As one of the small to medium-sized businesses supported by the Khalifa Fund, Al Salam Plastic Factory is looking to expand by recycling old bags and selling biodegradable ones abroad.
But bags are just one plastic product among many that can harm the environment.
"People get emotional about plastic bags but most of their [weekly shop includes] plastic," says Winston Pryce, who started manufacturing biodegradable plastic bags back in 2001.
An engineer, he was the managing director of the plastic products manufacturer Bin Hilal Enterprises in Abu Dhabi before setting up Eco-polymers in Sharjah.
A decade ago, the additives that made plastic bags biodegradable doubled the cost of the finished product.
But today, one of the additives, called d2w, which Mr Pryce's factory distributes, "costs less than 15 per cent of the [price] of the bag". Eco-Polymers, which imports the product into the Middle East from the British supplier Symphony Environmental Limited, was launched in 2008 with 10 clients. Symphony is one of four suppliers of such additive approved by the UAE Government.

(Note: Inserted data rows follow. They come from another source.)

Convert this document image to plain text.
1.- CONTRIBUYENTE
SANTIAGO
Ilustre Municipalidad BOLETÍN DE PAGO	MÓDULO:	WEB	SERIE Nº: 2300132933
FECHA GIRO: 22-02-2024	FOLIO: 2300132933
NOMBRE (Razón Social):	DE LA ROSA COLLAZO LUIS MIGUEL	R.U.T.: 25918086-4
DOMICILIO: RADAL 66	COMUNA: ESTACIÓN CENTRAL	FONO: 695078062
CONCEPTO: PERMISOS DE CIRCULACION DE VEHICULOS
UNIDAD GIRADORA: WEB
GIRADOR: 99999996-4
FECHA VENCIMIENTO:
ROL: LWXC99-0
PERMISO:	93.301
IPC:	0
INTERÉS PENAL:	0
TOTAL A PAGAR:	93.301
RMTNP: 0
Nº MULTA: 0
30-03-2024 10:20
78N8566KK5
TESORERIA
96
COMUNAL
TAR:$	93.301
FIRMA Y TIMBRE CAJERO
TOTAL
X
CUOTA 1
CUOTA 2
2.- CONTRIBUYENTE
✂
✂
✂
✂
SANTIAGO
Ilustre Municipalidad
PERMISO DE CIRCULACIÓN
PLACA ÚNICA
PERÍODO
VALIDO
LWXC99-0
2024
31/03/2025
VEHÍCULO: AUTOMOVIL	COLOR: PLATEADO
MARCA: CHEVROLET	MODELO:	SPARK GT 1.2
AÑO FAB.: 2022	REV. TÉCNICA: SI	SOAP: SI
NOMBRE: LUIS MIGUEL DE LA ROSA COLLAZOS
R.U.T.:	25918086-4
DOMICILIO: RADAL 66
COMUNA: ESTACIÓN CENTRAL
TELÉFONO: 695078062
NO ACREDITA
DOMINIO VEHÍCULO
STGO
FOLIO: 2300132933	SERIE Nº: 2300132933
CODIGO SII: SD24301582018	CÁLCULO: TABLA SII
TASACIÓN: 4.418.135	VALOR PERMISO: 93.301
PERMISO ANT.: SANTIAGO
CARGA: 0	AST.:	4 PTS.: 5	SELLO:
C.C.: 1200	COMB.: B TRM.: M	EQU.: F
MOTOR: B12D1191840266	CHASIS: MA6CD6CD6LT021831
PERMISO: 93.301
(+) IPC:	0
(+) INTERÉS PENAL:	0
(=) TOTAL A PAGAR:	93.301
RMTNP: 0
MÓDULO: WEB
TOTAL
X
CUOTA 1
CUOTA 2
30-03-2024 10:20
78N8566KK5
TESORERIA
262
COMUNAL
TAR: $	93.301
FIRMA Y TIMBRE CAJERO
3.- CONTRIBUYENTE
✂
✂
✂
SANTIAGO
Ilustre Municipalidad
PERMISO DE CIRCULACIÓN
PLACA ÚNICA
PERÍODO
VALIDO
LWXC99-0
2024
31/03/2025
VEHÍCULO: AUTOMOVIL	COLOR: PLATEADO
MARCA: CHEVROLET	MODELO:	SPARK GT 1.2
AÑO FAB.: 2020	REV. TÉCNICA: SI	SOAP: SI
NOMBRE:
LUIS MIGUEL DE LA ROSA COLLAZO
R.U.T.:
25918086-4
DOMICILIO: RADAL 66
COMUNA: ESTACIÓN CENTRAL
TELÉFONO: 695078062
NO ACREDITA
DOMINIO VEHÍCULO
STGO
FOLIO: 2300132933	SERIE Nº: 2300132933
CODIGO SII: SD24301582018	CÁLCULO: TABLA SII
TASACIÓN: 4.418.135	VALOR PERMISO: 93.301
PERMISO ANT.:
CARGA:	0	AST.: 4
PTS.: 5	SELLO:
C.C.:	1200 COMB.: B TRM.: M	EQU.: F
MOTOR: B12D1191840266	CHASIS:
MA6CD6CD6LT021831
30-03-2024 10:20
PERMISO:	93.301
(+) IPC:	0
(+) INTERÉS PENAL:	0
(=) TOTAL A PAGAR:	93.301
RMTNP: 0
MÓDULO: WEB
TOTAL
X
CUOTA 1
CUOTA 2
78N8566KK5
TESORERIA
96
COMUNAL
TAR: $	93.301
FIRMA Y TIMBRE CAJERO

Mr Pryce caters for the majority of the 95 biodegradable plastic bag factories in the Emirates, although he declines to say how many.
But he does say his business is ripe for growth, just like the Al Salam Plastic Factory.
"I am going to purchase machines for recycling of the plastic bags," says Mr Al Braiki.
"We are studying the overseas markets for export of biodegradable plastic bags and I have found opportunities."